AFTER YET ANOTHER WHOOPING, wide-eyed, libertytaking blast to work, I strut manfully into the Bike underground lair (or as manfully as I can muster) and announce that the RS version of the Speed Trip’ has more real-road performance than anything. ‘Ooh, the way it romps out of turns and the blistering roll-on urgency,’ I froth. Most of my colleagues roll their eyes and pretend to answer the phone; Ben appears to have been listening, however, as he delves into his desk and retrieves our VBOX Sport datalogger. Ah. Time to put money where my flappy mouth is. Obviously there are more powerful engines and much faster bikes.
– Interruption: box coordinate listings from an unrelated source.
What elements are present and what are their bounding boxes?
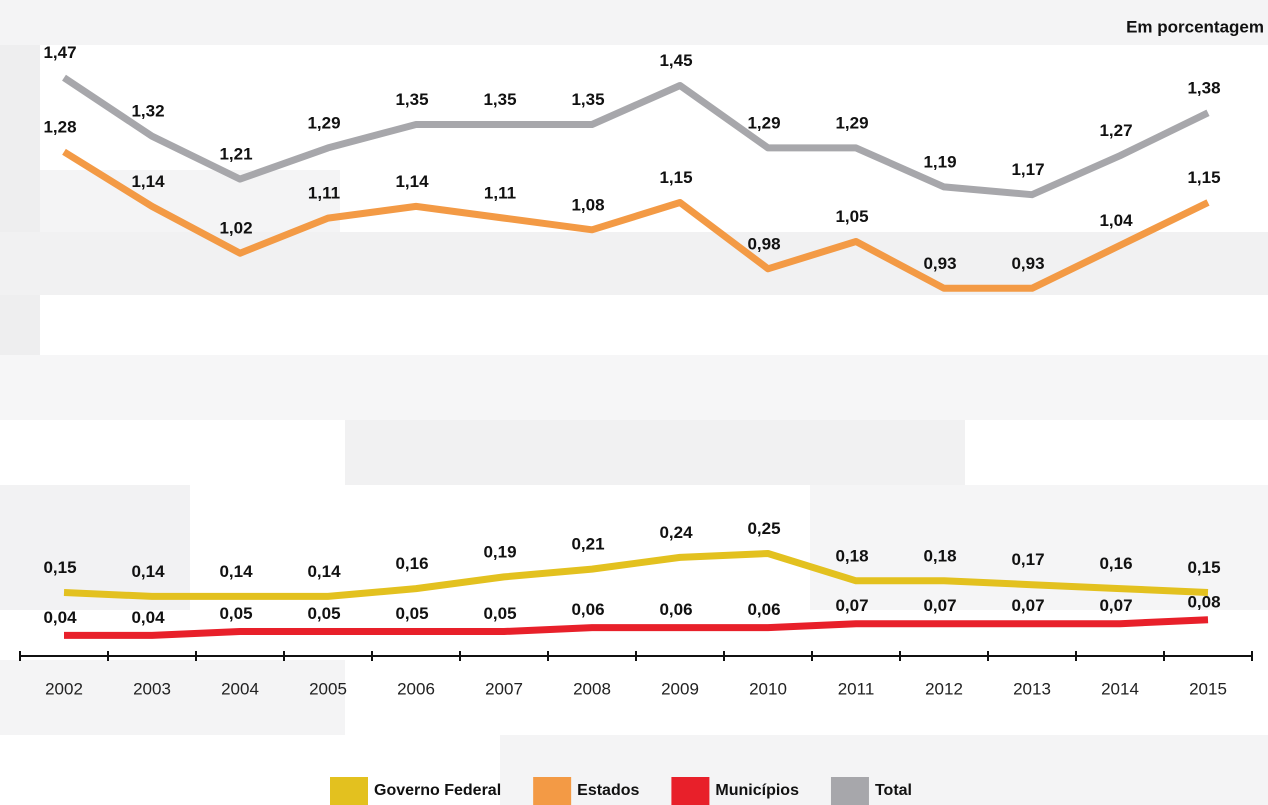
data-label: 1,11 [308,184,340,203]
data-label: 1,29 [747,113,780,132]
subtitle: Em porcentagem [1126,17,1264,36]
data-label: 0,98 [747,234,780,253]
data-label: 1,47 [43,43,76,62]
data-label: 0,18 [923,546,956,565]
data-label: 0,06 [659,600,692,619]
data-label: 0,14 [219,562,253,581]
data-label: 0,14 [307,562,341,581]
data-label: 1,28 [43,117,76,136]
x-tick-label: 2012 [925,679,963,698]
data-label: 0,93 [1011,254,1044,273]
x-tick-label: 2005 [309,679,347,698]
data-label: 0,05 [219,604,252,623]
line [63,550,1209,600]
data-label: 1,27 [1099,121,1132,140]
data-label: 1,35 [395,90,428,109]
data-label: 0,05 [307,604,340,623]
data-label: 0,05 [395,604,428,623]
legend-label: Municípios [715,782,799,799]
data-label: 1,29 [307,113,340,132]
x-tick-label: 2015 [1189,679,1227,698]
data-label: 0,15 [1187,558,1220,577]
legend-label: Estados [577,782,639,799]
data-label: 0,16 [1099,554,1132,573]
data-label: 1,15 [1187,168,1220,187]
x-tick-label: 2008 [573,679,611,698]
x-tick-label: 2003 [133,679,171,698]
line [62,148,1210,292]
data-label: 1,15 [659,168,692,187]
data-label: 1,14 [395,172,429,191]
data-label: 1,29 [835,113,868,132]
data-label: 0,16 [395,554,428,573]
data-label: 1,02 [219,219,252,238]
x-tick-label: 2011 [838,679,875,698]
data-label: 0,06 [571,600,604,619]
x-tick-label: 2004 [221,679,259,698]
legend-swatch [671,777,710,805]
x-tick-label: 2013 [1013,679,1051,698]
data-label: 0,93 [923,254,956,273]
x-tick-label: 2006 [397,679,435,698]
data-label: 1,14 [131,172,165,191]
data-label: 1,35 [571,90,604,109]
legend-swatch [830,777,869,805]
data-label: 0,14 [131,562,165,581]
data-label: 1,05 [835,207,868,226]
legend-swatch [330,777,368,805]
data-label: 1,45 [659,51,692,70]
x-tick-label: 2009 [661,679,699,698]
legend-label: Total [875,782,912,799]
data-label: 0,07 [1011,596,1044,615]
data-label: 0,07 [923,596,956,615]
data-label: 0,04 [43,608,77,627]
data-label: 0,15 [43,558,76,577]
line [62,74,1210,199]
data-label: 0,08 [1187,592,1220,611]
line [64,616,1209,639]
data-label: 1,08 [571,195,604,214]
data-label: 1,32 [131,102,164,121]
data-label: 0,05 [483,604,516,623]
legend-swatch [533,777,572,805]
data-label: 0,04 [131,608,165,627]
x-tick-label: 2002 [45,679,83,698]
x-tick-label: 2007 [485,679,523,698]
data-label: 1,19 [923,152,956,171]
data-label: 1,04 [1099,211,1133,230]
data-label: 0,18 [835,546,868,565]
legend-label: Governo Federal [374,782,501,799]
data-label: 0,06 [747,600,780,619]
data-label: 0,25 [747,519,780,538]
data-label: 1,35 [483,90,516,109]
data-label: 1,21 [219,145,252,164]
data-label: 1,11 [484,184,516,203]
data-label: 1,17 [1011,160,1044,179]
data-label: 1,38 [1187,78,1220,97]
x-tick-label: 2014 [1101,679,1139,698]
data-label: 0,24 [659,523,693,542]
x-tick-label: 2010 [749,679,787,698]
data-label: 0,07 [1099,596,1132,615]
data-label: 0,19 [483,542,516,561]
data-label: 0,07 [835,596,868,615]
data-label: 0,17 [1011,550,1044,569]
data-label: 0,21 [571,535,604,554]
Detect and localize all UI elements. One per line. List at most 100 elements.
I’m not interested in double-ton output and Autobahn top speed, however. Every time I ride a 1000cc sportsbike I’m as frustrated as I am stimulated. Unless you’re a gibbering lunatic it’s simply impossible to explore the potential. No, what matters on the road are torque, response and acceleration; the ability to react and excite whenever and wherever the twistgrip is tweaked. And the 1050cc three-cylinder RS has bulging bags of all three. After a fruitful half hour scurrying up and down the proving ground, the results are impressive. In a test of traffic light prowess, the RS nips from standstill to 60mph in just 3.24 seconds – that’s a quarter of a second quicker than KTM’S 1290 Super Adventure S manages with similar power, and a third of a second quicker than a Honda Fireblade. Replicating leaving a 30mph limit or firing out a lazy overtake, the Triumph dashes from 40 to 80mph in top gear in just 3.99 seconds – the quickest time we’ve ever datalogged, and almost a full second quicker than a bulging Suzuki GSX-R1000 with variablevalve cunning. No wonder you can knock
the RS into top and ride it like a massive rev ‘n’ rip. The Triumph rounds it off by going from 70mph to stopped in just 51.4 metres – a shorter distance than any sportsbike you care to select. It also sheds its speed in 3.66s, which is quicker than it takes to accelerate from 0-70mph – the brakes are more powerful than the engine… Yet the most outrageous thing is that performance would be even better if the RS wasn’t overwhelmed. Its rapid acceleration is despite my being unable to use full throttle because its swollen midrange and road-friendly gearing try to deliver enormous wheelies (60mph also arrives at the same point as the rev limiter in first gear, meaning that 3.24s time includes a gear shift). Pile on the tarmac-bunching front brakes and there’s so much bite and power that the over-cautious ABS jumps in. Or the rear lifts. Or both. Scything past traffic in top gear, the big triple has a hint of H2-esque immediacy in the way it responds and leaps forward on part throttle; you can’t capture it with a datalogger, because it’s all about feel and sensation. And it feels utterly glorious. This is what really matters, of course. Yeah, the Speed Trip’s performance figures are really strong but it wouldn’t matter if the numbers were atrocious, because the riding experience is so ruddy excellent.